Congress approved legislation to replace a bust at the U.S. Capitol of former Chief Justice Roger Taney, who authored a landmark Supreme Court decision upholding slavery, with one of Thurgood Marshall, the first Black Supreme Court justice.
The House passed the bill, sponsored by U.S. Sen. Ben Cardin, D-Md., by voice vote Wednesday, a week after the Senate approved the measure. Once the bill is signed into law by President Joe Biden, as expected, a congressional joint committee has 45 days to remove the bust, which will remain in the custody of the Senate curator. The committee then has two years to obtain a bust of Marshall to put in its place.

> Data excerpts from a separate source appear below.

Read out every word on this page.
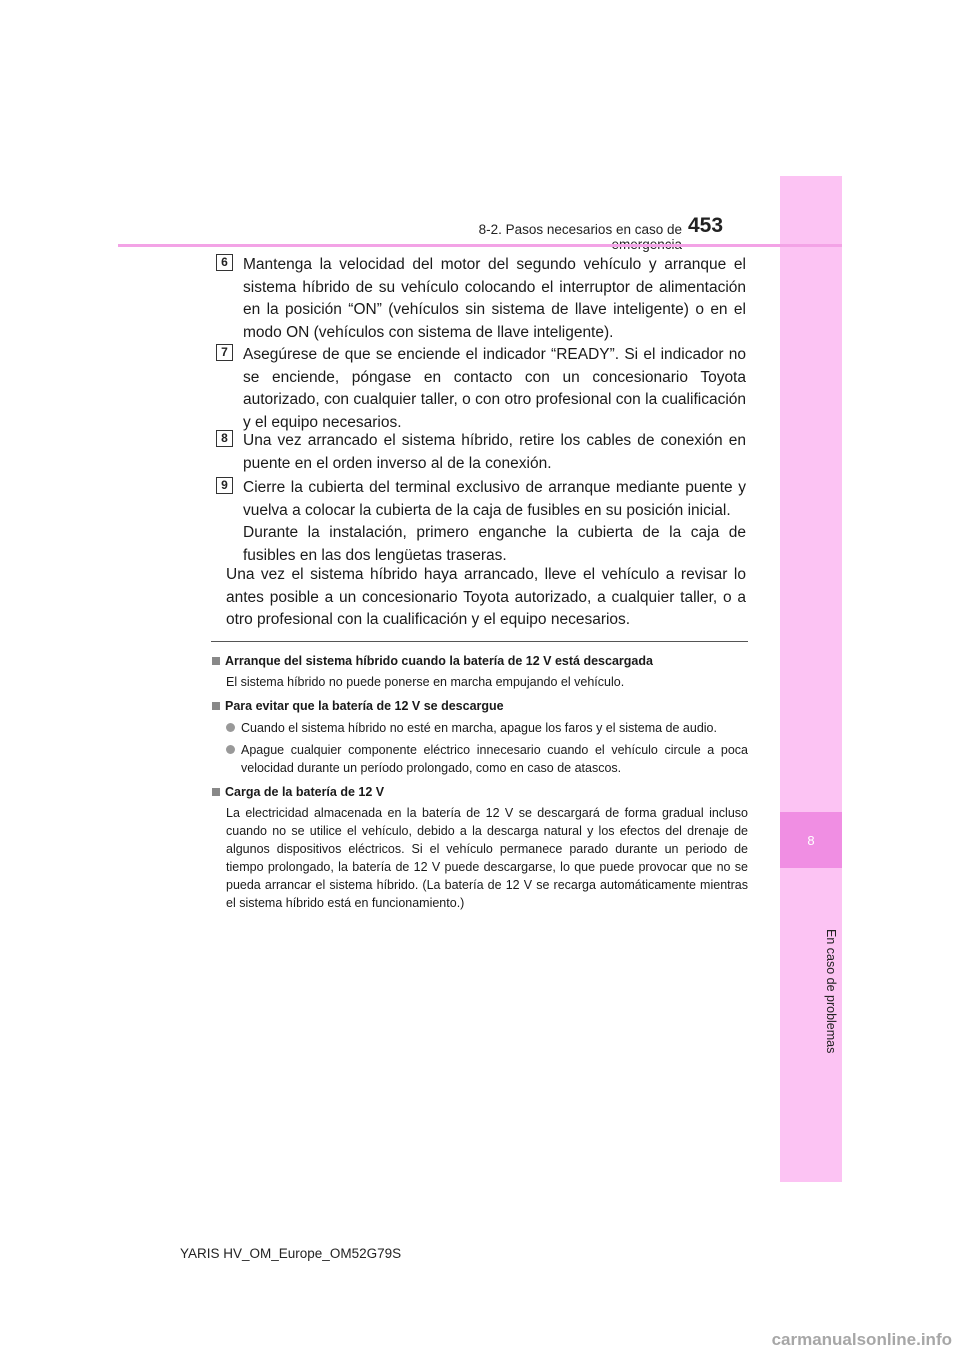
8
En caso de problemas
8-2. Pasos necesarios en caso de 453
6 Mantenga la velocidad del motor del segundo vehículo y arranque el sistema híbrido de su vehículo colocando el interruptor de alimentación en la posición “ON” (vehículos sin sistema de llave inteligente) o en el modo ON (vehículos con sistema de llave inteligente).
7 Asegúrese de que se enciende el indicador “READY”. Si el indicador no se enciende, póngase en contacto con un concesionario Toyota autorizado, con cualquier taller, o con otro profesional con la cualificación y el equipo necesarios.
8 Una vez arrancado el sistema híbrido, retire los cables de conexión en puente en el orden inverso al de la conexión.
9 Cierre la cubierta del terminal exclusivo de arranque mediante puente y vuelva a colocar la cubierta de la caja de fusibles en su posición inicial.
Durante la instalación, primero enganche la cubierta de la caja de fusibles en las dos lengüetas traseras.
Una vez el sistema híbrido haya arrancado, lleve el vehículo a revisar lo antes posible a un concesionario Toyota autorizado, a cualquier taller, o a otro profesional con la cualificación y el equipo necesarios.
Arranque del sistema híbrido cuando la batería de 12 V está descargada
El sistema híbrido no puede ponerse en marcha empujando el vehículo.
Para evitar que la batería de 12 V se descargue
Cuando el sistema híbrido no esté en marcha, apague los faros y el sistema de audio.
Apague cualquier componente eléctrico innecesario cuando el vehículo circule a poca velocidad durante un período prolongado, como en caso de atascos.
Carga de la batería de 12 V
La electricidad almacenada en la batería de 12 V se descargará de forma gradual incluso cuando no se utilice el vehículo, debido a la descarga natural y los efectos del drenaje de algunos dispositivos eléctricos. Si el vehículo permanece parado durante un periodo de tiempo prolongado, la batería de 12 V puede descargarse, lo que puede provocar que no se pueda arrancar el sistema híbrido. (La batería de 12 V se recarga automáticamente mientras el sistema híbrido está en funcionamiento.)
YARIS HV_OM_Europe_OM52G79S
carmanualsonline.info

"Sure, we can't rewrite history, but we can choose who deserves to be honored," Cardin tweeted Wednesday.
Democrats in recent years have been trying to pass legislation aimed at removing statues from the Capitol building of those who backed slavery or the Confederacy. The legislation passed Wednesday said although the removal Taney's bust "does not relieve the Congress of the historical wrongs it committed to protect the institution of slavery, it expresses Congress's recognition of one of the most notorious wrongs to have ever taken place in one of its rooms, that of Chief Justice Roger Brooke Taney's Dred Scott v. Sandford decision."
Taney, a Democrat from a wealthy slave-holding family in Maryland, was Attorney General under President Andrew Jackson when Jackson appointed him to the Supreme Court in 1835 to replace Chief Justice John Marshall.
Taney, who was chief justice from 1836 to 1864, is most notorious for his majority opinion in the Supreme Court's landmark 7-2 decision in Dred Scott v. Sandford in 1857, which determined the U.S. Constitution did not extend to Blacks of African descent, whether they were free or slaves, and Congress had no authority to ban slavery in U.S. territories.
The decision inflamed tensions between free and slave states and was a spark that led to the Civil War. The Dred Scott decision was rendered moot by the passage of the 13th Amendment, which abolished slavery.
Taney's bust had been at the entrance to the Old Supreme Court Chamber at the U.S. Capitol, where the court resided from 1800 to 1935. On coat hooks on the wall opposite the bust are the names of Supreme Court justices from 1858 to 1860. Inside the chamber, which is now a museum, are busts of the first four chief justices, John Jay, John Rutledge, Oliver Ellsworth, and John Marshall.
Thurgood Marshall was a civil rights icon before being appointed to the Supreme Court in 1967 by Lyndon Johnson. Marshall argued before the Supreme Court in the landmark 1954 case Brown v. Board of Education, which held segregated schools to be unconstitutional. He served until his retirement in 1991 and was succeeded by Clarence Thomas. Marshall died in 1993.